Beyond issues of compliance with regulation, there are charges that militarization is the driving force that prevents 3,000 lumad kids from benefiting from schooling this year. Isay candidly said that her school is accused of being influenced by the New People's Army (NPA) but clarified that all they are studying in school are subjects like English, Math, Pilipino and their culture.

She also rued the organizing of the Alamara, a paramilitary group composed of members from their own tribe. Isay said that they had experienced being harassed by members of the group who order school children to collect firewood for the Alamara's use, and who fire their weapons indiscriminately when angered. And yet she expressed pity for members of their community who joined the Alamara saying they often run out of provisions and are forced to go hungry.

A DepEd representative acknowledged the need for schools for those in hard-to-reach areas and assured that this need would be met. Isay echoed the argument of one of the Datus of her tribe who claimed that they had been requesting for schools from government to no avail and found it ironic that now that they were able to set up their own with the support of NGOs, their very efforts would be thwarted.

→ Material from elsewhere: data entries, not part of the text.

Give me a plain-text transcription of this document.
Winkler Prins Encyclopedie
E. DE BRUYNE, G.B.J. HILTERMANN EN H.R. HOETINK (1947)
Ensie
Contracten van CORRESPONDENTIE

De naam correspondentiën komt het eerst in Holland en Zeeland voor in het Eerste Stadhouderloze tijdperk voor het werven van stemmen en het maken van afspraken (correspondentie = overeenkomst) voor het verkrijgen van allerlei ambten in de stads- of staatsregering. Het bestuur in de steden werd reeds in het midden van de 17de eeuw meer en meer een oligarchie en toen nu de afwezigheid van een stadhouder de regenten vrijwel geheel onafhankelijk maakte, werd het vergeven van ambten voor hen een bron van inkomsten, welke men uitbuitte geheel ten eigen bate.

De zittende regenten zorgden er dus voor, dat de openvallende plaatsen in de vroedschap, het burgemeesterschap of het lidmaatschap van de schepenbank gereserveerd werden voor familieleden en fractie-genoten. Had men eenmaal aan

Isay claimed that government teachers, who had to go home for the weekend and come back the following workweek and teach multiple grades, were only able to hold classes for two days within a week and that students sometimes received no more than an hour of instruction each week.

Isay has to walk for two days to buy school supplies like ball pen and paper; but this and the harassments they have had to endure, seem nothing when compared to the prospect of not being able to go to school.

As I listened to Isay's inspired narration, I can only grasp at the different interests and arguments at play. And while the issue is obviously complex and layered, the question that kept popping up in my mind was "what about the children like Isay?"

I would like to encounter more Isays, children from marginalized communities who are articulate and have vision, who can tell their own stories and compel others to listen, who in the face of their daily challenges, have no qualms about approaching others with a confident smile. And if only to make space for these Isays, let the schools in Talaingod open, and let there be more schools for more Lumad children.

In the past I winced at how my columns were viewed as progressive but not politically comprehensive. But if my role is only to ask "what about the children like Isay?" perhaps there is room for my kind of writing after all.

Read the entire column here..

Alternative science class


University of the Philippines Mindanao biology major distributing pieces of clay to eager Manobo kids. The clay was used to demonstrate three types of bacteria (cocci, bacilli, and spirilla). The science class with the Manobo kids who are victims of militarization was part of Alternative Science Academy's (ALSA) effort to bring science back to the people as well as its contribution to the campaign to help the lumads. Click here for more photos.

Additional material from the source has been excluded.